The county won’t meet the consent decree’s original deadline in June, and a new deal is being negotiated.

Thurmond has touted the sewer system as a top priority during his tenure. The county has thus far dedicated around $300 million toward the cause and total spill volumes decreased in 2018 and 2019. But heavy rains have helped drive a sloppy start to 2020, and provided a reminder of how much work is left to be done.

Shortly before midnight Tuesday — a few hours after the Green Street project kickoff — the county reported that 6.9 million gallons of sewage had spilled at a site near Meadow Creek Path in Lithonia. It was the same site as a 9.2-million-gallon spill that occurred last month, and was just one of at least 16 spills reported following last week's heavy rains.

A spokesman for Georgia’s Environmental Protection Division declined to comment on the new 6.9-million-gallon spill, but referred to statements from February in which the agency said it was “disappointed” in DeKalb’s lack of progress toward the original consent decree deadline.

Thurmond says finding the source of the problem on Meadow Creek Path is now a top priority and the county will have employees walk the lines and observe the area with helicopters and drones to figure things out.

“Fixing Green Street won’t fix the problem,” Thurmond said Tuesday. “It’s a countywide issue that’s gonna take at least, I believe, another seven years to address.”

Kharleen Williams may know that as well as anybody.

Williams lives on Keheley Drive, another spill-afflicted area a few miles south of Violante’s neighborhood.

Williams said she attended Tuesday night’s meeting to try and get help with her own issues, which won’t be directly addressed by the Green Street project.

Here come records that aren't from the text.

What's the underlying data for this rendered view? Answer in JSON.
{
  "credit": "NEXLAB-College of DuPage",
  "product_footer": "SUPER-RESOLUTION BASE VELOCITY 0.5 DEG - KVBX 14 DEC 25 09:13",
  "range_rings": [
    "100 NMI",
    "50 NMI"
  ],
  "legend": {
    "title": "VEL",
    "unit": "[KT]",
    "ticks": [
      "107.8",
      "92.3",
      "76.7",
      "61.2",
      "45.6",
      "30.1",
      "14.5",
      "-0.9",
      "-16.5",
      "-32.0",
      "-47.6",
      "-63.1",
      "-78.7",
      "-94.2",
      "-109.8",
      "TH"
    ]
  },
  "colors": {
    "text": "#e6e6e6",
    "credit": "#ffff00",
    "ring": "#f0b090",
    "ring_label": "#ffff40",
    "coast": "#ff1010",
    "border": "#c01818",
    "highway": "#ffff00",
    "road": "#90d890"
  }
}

She showed a reporter photos and videos of sewage pouring into her yard, backing up into her bathtubs and flooding her basement.

County officials told Williams that her area is one of several repeat spill sites that’s currently being “analyzed.” There are roughly 70,000 manholes in DeKalb County, about 20 of which are repeat offenders.

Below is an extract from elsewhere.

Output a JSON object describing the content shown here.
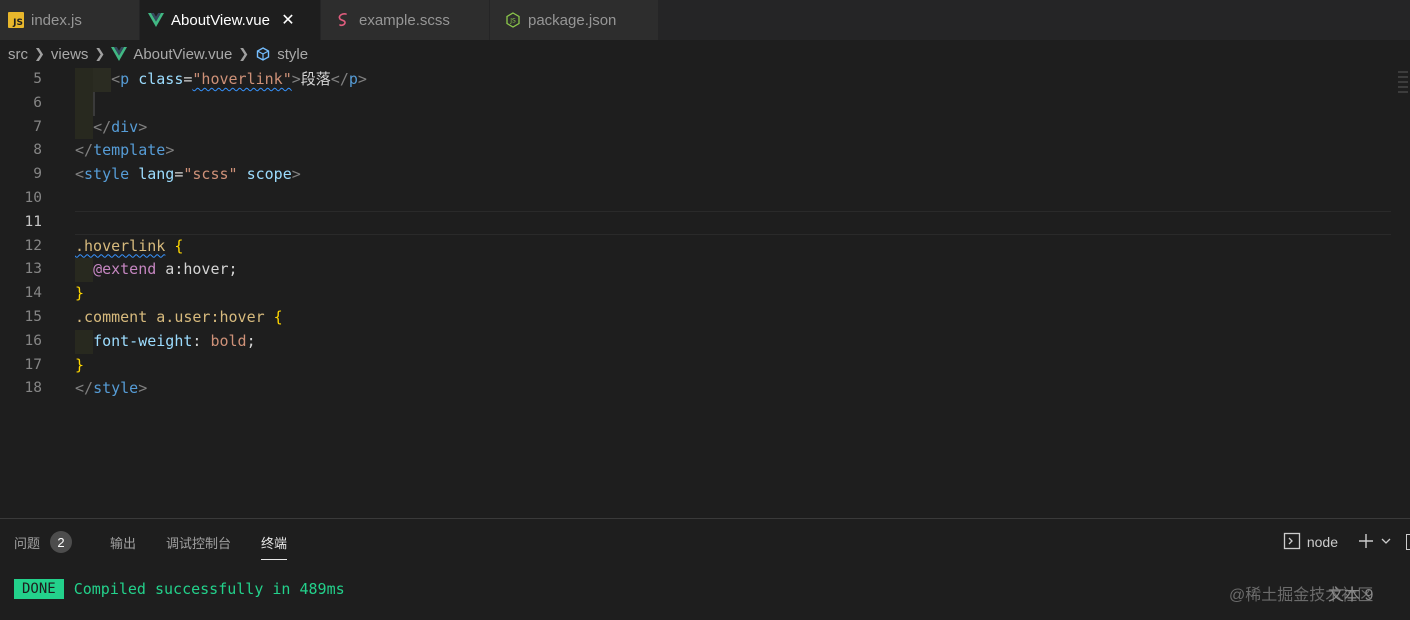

“The fact that … I have been able to get in contact, and they do have plans to remediate the situation, is comforting,” Williams said. “But I don’t have any immediate comfort.”


Shortly before midnight Tuesday, DeKalb County officials released information about a new 6.9-million-gallon sewer spill on Meadow Creek Path near Lithonia. The spill, triggered by last week’s heavy rain, was at the same site as last month’s 9.2-million-gallon spill, which was the largest reported in more than a decade. DeKalb CEO Michael Thurmond said that identifying the source of the stormwater intrusion that caused both recent spills is now a “top priority.”